Before 1913, the dollar was tied to gold. A fixed amount of gold per dollar meant the government could not create money faster than it could mine it. Since 1971, when Nixon cut the last tie to gold, there has been nothing backing the dollar but the word of the institution that prints it.
$1 in 1913 = ~$0.02 today — a 98% loss, measured in real goods the 1913 Index tracks.
$1 in 1913 = $1.00 in gold today — if you'd held gold instead of dollars, you would have lost nothing.
Since 1971, M2 money supply has grown from ~$0.6 trillion to ~$22.8 trillion — 38×. Prices followed.
The steelman: most economists argue the dollar's debasement enabled growth — cheap financing for WWII, the interstate highway system, and Social Security. They have a point. The counterpoint: those goods were bought on an installment plan where future generations pay through inflation, and the bill never really stops. A dollar your grandparents saved and never touched lost 98 cents without anyone voting on it.
Not one dollar of the post-9/11 wars was raised through taxation. Every dollar was deficit-financed — meaning borrowed, meaning the Fed printed money to cover the gap, meaning the cost was partly paid by eroding the purchasing power of every American who holds dollars. The war costs in the database are tracked items, updated monthly.
The pattern. Direct military operations cost one amount. Add veterans' healthcare for 30–50 years, add interest on the debt used to finance the war — costs the government never advertises when it decides to fight — and every modern American war has cost two to four times its "official" price tag. Afghanistan's all-in cost will exceed $2.5 trillion. The Iraq War's WMD justification was false. Every dollar was borrowed and covered by the same Fed that was "fighting inflation" the whole time.

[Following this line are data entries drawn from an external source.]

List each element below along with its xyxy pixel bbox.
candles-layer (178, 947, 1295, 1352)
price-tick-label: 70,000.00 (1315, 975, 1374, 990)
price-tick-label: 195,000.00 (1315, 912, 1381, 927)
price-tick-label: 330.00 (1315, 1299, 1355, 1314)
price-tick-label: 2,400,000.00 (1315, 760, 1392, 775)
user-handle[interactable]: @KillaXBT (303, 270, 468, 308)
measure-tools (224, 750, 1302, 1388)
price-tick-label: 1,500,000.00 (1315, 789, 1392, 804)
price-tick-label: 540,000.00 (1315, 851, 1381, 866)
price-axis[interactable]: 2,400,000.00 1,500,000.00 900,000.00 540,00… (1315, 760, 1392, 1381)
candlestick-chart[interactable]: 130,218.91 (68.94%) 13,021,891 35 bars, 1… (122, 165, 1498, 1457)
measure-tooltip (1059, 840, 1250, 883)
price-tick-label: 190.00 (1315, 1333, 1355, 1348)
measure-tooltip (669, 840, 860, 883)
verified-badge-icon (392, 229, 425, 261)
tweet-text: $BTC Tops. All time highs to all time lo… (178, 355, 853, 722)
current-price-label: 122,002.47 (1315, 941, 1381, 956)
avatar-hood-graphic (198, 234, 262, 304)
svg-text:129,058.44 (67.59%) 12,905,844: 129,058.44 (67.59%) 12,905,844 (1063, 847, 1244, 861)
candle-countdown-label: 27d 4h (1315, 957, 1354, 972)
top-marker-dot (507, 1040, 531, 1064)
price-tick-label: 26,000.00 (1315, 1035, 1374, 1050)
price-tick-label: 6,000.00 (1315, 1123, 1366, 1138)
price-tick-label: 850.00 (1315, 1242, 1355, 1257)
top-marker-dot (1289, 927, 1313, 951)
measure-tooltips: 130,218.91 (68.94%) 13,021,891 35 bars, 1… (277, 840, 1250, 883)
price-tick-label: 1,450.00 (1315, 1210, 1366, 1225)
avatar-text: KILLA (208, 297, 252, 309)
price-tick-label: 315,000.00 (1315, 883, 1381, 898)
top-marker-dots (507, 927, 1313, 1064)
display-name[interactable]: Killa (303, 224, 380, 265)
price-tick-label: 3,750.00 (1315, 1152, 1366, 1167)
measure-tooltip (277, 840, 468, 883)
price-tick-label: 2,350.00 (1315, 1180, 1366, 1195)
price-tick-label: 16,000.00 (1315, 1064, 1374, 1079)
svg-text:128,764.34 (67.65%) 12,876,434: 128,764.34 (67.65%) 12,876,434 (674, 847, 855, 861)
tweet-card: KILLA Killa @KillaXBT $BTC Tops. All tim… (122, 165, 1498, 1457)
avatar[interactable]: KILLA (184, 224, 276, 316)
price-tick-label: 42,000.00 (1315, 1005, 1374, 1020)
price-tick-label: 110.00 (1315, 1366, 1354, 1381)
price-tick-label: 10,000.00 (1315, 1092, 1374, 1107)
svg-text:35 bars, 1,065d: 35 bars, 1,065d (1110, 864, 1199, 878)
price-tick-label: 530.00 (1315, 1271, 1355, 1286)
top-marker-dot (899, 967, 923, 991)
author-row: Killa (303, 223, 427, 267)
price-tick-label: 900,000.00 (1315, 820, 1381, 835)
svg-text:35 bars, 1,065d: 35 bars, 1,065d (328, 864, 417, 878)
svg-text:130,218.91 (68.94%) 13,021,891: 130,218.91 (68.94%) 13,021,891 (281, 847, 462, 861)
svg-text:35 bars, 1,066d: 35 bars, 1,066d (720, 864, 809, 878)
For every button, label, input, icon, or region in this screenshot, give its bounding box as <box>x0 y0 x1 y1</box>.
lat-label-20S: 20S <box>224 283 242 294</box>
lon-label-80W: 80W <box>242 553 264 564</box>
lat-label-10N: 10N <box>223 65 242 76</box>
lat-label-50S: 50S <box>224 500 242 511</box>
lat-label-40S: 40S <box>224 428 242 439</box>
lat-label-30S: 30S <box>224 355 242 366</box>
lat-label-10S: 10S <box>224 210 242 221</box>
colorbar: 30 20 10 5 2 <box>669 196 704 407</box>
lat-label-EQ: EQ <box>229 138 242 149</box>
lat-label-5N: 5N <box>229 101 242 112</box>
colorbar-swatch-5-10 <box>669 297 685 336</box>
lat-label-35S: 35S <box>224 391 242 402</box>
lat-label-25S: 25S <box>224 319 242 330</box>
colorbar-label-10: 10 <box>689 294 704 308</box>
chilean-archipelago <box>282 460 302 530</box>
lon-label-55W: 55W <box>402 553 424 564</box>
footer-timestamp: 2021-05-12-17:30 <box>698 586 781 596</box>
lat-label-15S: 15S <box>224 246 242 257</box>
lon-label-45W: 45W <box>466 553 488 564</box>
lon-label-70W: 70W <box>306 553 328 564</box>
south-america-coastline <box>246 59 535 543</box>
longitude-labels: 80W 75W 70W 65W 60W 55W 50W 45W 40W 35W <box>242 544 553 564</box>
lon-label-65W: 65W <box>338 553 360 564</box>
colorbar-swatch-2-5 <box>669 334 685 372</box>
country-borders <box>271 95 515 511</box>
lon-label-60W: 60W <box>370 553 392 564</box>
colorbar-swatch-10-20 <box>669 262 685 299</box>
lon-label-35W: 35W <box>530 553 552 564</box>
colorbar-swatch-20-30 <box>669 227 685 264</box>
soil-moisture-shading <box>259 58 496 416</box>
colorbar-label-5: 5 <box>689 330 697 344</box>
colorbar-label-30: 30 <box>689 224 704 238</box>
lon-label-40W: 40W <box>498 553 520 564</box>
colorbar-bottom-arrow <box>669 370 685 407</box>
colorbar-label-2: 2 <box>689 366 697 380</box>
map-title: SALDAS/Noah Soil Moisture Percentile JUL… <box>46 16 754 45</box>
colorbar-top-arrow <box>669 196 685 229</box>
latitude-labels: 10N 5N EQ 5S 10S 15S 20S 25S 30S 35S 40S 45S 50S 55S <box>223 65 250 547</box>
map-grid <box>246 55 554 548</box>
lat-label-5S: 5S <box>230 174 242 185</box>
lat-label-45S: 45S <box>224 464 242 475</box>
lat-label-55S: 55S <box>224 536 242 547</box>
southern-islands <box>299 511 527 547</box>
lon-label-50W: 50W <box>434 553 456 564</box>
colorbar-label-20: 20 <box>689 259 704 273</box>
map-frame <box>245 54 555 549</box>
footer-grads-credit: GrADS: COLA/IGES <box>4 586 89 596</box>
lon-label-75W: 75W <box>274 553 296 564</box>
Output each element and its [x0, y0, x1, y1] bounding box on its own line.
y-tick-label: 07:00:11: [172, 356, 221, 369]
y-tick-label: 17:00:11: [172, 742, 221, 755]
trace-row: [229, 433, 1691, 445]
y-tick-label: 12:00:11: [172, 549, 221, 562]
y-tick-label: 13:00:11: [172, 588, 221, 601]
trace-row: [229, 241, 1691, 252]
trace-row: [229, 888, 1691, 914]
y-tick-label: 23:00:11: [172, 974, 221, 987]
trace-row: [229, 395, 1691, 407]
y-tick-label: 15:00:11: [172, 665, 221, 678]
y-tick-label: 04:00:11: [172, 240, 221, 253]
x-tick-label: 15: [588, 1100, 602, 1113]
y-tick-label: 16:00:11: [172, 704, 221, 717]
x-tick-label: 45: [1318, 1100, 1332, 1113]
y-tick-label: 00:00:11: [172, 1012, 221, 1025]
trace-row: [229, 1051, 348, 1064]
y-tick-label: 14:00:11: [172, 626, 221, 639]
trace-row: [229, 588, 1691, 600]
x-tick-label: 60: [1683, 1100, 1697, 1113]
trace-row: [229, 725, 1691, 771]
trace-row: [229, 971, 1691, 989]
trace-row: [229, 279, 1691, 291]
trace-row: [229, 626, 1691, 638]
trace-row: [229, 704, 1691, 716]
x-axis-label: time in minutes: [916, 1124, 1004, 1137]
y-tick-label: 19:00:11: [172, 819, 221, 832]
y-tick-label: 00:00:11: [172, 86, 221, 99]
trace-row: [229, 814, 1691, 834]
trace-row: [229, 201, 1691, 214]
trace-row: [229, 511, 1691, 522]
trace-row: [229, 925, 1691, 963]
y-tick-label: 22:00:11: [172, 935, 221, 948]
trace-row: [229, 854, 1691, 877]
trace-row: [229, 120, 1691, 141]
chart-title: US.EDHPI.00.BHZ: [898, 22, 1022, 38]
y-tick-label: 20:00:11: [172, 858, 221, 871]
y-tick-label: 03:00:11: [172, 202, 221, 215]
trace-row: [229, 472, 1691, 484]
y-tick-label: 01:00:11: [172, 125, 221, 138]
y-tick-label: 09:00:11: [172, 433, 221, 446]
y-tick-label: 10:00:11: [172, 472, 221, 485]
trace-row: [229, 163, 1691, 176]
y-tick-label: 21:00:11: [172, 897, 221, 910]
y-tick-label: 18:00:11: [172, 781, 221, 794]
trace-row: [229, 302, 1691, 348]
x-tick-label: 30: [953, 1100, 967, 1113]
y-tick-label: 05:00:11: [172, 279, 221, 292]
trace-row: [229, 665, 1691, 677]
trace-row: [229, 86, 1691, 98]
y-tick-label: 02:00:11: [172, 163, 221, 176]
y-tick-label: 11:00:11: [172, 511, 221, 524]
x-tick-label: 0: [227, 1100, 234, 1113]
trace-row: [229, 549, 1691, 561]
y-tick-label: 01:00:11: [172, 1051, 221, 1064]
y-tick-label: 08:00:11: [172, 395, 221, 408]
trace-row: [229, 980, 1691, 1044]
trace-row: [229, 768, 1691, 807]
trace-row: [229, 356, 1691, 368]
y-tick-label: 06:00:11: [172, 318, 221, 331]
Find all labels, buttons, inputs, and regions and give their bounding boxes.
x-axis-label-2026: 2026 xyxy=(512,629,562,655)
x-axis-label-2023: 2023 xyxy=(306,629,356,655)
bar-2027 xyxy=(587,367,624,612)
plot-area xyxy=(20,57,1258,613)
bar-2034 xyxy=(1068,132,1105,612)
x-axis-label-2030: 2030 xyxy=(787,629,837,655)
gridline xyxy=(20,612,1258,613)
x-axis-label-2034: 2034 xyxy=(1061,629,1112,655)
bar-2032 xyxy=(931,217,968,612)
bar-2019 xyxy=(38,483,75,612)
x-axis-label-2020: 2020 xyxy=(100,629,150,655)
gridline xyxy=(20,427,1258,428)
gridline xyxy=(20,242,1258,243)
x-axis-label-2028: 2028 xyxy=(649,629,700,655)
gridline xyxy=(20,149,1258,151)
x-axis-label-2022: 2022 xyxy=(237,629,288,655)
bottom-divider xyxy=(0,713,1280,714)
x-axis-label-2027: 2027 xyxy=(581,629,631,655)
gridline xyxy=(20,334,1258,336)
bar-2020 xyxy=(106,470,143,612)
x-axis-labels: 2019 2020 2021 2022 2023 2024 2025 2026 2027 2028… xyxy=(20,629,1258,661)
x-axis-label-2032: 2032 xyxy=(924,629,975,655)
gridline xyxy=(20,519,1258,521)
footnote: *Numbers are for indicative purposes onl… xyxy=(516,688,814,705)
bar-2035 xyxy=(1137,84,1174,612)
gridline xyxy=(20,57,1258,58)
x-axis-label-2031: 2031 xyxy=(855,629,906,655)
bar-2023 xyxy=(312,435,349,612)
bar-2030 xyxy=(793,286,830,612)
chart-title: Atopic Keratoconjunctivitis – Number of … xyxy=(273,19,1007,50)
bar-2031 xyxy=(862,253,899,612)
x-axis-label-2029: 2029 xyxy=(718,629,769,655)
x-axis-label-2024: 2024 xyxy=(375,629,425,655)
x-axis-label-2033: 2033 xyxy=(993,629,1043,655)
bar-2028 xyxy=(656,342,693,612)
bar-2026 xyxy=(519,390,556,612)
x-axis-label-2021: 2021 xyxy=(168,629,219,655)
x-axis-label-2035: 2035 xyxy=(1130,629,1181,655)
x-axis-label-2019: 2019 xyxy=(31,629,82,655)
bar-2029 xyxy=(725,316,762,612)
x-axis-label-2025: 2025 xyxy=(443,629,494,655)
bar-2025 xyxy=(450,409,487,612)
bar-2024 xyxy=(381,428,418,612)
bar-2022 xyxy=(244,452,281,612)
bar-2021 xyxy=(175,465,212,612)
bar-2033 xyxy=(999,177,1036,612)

War costs live in the Prices database as tracked items — searchable, charted, sourced, and auto-refreshed monthly alongside everything else.
This is not a neutral site. We believe the Federal Reserve has been, on net, bad for ordinary Americans — not necessarily by malice, but because institutions that can print money will, and the costs fall silently on everyone who holds dollars.
The alternative isn't necessarily gold (though gold's 110-year track record against the dollar is instructive). It is any monetary system where the supply of money cannot be expanded by a committee meeting in secret. Sound money is not an eccentric position — it was the global default for most of Western history, and the last century of monetary experimentation has been the exception, not the norm.
Steelman: Central banks prevented deflation spirals in 2008 and 2020; without Fed intervention those crises may have been much worse. We take this seriously. The honest trade-off is: flexible money buys short-term crisis mitigation at the cost of long-term purchasing-power erosion. Whether that's a good trade depends on who you ask — and most people who are asked have never seen the 1913 Index.